Needless to say, Peter is highly supportive of the fairly recent unprecedented boom in the interest in Nonya culture. “The culture has undergone ups and downs over the generations, and we’re definitely getting a lot of interest and recognition today, with TV programmes like The Little Nonya which highlights the plight of Peranakan women in those days, and so on.” He also lauds the efforts of bodies such as the National Heritage Board and the Singapore Tourism Board in promoting awareness of the culture both locally and abroad.

Going forward, Peter hopes that this new wave of interest in Peranakan culture will not die out but continue being revived in a big way. He notes that the younger generations are attracted to firstly, the material culture of the Nonyas, such as the beautiful kebaya, and secondly, to the food. “They must keep asking for it at home, and that will ensure the food culture will be retained,” he says.

Chef Peter Wee’s five favourite Peranakan dishes
To enhance our understanding of the Pernankan food heritage, Peter shares with us the culture behind his five favourite Peranakan dishes and his experience in making them.

Itek tim (Salted mustard duck soup)
This dish has some roots in traditional Chinese duck soup, but differentiated by the use of spices and belachan mix when cooked the traditional Peranakan way. Itek Tim is an evergreen Peranakan cuisine, and is also offered for ancestral worship as well as reunion dinners. “Stewed duck made in three kinds of assam – belimbing (belimbing fruit) assam, plum assam and assam puay (dried tamarind assam) – with a giam chai (salted vegetable) marinade. “I grow and make my own belimbing assam for best effect,” says Peter.

Cincalok (fermented krill)
Passed down over generations of Peranakans, cincalok is tedious and time consuming to make and demands great attention to detail. The dish is fermented with cooked rice and brandy for three days. “If the process is not done right, it can easily turn bad. The whole process is also not clean and dry,” Peter says. Portuguese in heritage and originating from Malacca, the dish is also known by its Malaccan name “grago”. “I really enjoy cincalok because it’s quite unique-its sour flavour whets the appetite and makes for a great appetiser. It also goes so well with fried fish. We always make our own because what you get outside is far too salty.”

Achar (pickles)
A traditional family favourite among Peranakans, this appetiser is fermented in a pot called the “kamcheng”. “This pot is always being carried around by the little Nonya in the popular TV show,” Peter says. A truly original Peranakan dish, achar is a signature family favourite to give away at festive occasions. Every New Year, Peranakan families will make about 7 to 8 kilos of cucumber and cauliflower, cabbage, radish, carrots, vinegar and rumpa (belachan concoction).
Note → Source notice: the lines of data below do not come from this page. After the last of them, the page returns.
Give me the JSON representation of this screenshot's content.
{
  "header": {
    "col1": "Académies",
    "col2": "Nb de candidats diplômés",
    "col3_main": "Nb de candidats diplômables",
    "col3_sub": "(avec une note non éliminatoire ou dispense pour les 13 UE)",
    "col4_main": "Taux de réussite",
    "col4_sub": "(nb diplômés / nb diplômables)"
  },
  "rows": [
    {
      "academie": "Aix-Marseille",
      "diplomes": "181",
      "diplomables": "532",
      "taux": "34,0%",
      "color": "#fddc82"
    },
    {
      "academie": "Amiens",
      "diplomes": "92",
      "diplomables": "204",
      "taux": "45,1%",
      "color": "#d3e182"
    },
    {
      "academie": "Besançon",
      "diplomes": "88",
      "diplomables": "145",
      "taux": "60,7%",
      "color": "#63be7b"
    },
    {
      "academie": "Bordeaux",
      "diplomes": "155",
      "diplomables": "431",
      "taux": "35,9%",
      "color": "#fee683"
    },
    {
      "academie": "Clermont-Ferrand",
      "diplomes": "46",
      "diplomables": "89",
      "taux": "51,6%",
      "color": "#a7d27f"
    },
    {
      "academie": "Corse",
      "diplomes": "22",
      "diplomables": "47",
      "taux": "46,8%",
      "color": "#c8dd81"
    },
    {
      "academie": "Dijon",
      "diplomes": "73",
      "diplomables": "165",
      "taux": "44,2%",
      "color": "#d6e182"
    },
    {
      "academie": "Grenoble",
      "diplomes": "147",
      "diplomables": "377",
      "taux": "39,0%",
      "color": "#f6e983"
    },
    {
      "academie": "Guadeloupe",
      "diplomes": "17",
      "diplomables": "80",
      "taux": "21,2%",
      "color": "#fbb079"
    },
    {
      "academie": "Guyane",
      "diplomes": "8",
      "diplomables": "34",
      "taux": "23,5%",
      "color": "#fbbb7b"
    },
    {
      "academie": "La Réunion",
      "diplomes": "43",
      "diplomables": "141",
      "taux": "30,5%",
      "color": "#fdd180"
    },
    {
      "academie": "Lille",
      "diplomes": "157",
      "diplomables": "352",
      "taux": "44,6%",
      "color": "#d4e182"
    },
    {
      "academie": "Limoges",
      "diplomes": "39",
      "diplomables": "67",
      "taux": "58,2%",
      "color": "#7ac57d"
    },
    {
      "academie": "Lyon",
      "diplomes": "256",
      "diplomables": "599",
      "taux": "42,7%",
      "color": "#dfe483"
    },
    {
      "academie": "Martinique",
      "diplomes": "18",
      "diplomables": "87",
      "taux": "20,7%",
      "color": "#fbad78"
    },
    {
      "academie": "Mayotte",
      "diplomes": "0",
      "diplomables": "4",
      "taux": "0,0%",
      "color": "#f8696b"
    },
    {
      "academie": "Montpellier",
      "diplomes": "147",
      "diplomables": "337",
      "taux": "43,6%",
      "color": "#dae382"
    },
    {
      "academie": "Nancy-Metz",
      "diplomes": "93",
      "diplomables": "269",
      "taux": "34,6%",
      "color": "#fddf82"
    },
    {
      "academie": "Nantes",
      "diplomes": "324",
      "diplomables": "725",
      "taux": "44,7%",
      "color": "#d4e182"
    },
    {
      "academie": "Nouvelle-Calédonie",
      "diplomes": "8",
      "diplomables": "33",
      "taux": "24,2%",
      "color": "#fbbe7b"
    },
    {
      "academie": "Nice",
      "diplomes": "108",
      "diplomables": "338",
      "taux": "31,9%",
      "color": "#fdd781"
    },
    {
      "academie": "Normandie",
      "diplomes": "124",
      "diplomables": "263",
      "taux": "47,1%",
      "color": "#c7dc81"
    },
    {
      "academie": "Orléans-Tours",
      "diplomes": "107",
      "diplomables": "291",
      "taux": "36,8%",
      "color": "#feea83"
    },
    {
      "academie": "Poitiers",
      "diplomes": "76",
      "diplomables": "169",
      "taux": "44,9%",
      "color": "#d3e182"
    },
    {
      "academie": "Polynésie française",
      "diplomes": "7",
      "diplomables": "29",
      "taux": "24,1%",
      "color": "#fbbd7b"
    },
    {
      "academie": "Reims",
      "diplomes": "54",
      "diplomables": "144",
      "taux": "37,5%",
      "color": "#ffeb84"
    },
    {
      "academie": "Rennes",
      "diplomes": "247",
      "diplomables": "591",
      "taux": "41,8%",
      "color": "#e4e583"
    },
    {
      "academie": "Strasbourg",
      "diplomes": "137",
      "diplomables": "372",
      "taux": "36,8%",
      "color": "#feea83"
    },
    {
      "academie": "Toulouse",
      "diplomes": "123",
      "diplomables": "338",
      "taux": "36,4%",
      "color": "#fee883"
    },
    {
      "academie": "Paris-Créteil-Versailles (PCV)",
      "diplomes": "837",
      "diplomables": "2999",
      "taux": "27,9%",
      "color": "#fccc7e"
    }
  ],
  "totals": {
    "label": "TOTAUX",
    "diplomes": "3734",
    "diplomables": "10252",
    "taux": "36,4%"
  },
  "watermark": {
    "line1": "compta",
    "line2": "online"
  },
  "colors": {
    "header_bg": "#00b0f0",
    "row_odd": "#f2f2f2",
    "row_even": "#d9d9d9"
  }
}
Green chilli and papaya are favourite additions as well.

Buah paya masak titek (green papaya soup)
Peranakan families like to cook this traditional favourite daily or at least once or twice a week. A green papaya soup with a slightly spicy flavour, the titek comes from a combination of good belachan, shallots and candlenuts. “This is my favourite everyday dish. The main ingredient that gives it its spicy flavour is the white pepper,” says Peter. The soup is boiled with green papaya as well as dried salted fish bones to give it a full flavour. Basil leaves are used to garnish this mealtime favourite.

Ayam sioh (stewed chicken)
This is a festive dish cooked most often for reunion dinners. As the preparation process can be daunting, it is not commonly served at the dinner table. “The dish consists of a sweet and sour concoction of shallots, assam and sugar which may be prepared with chicken, pork or duck and marinated overnight. Peter adds that it’s not easy to make an authentic ayam sioh – “Most of the time it turns out looking like tau yu bak (black sauce pork) when it should be dryer, like a kind of rending.

To celebrate the Singapore Food Festival this year, Peter will be conducting a talk on Memories of the Peranakan Kitchen at the seminar The Art of Peranakan Dining at the Peranakan Museum on 24 July. He will also be giving a cooking demonstration and tour at Katong Antique House on 20 July. The Singapore Food Festival runs from 17-26 July 2009.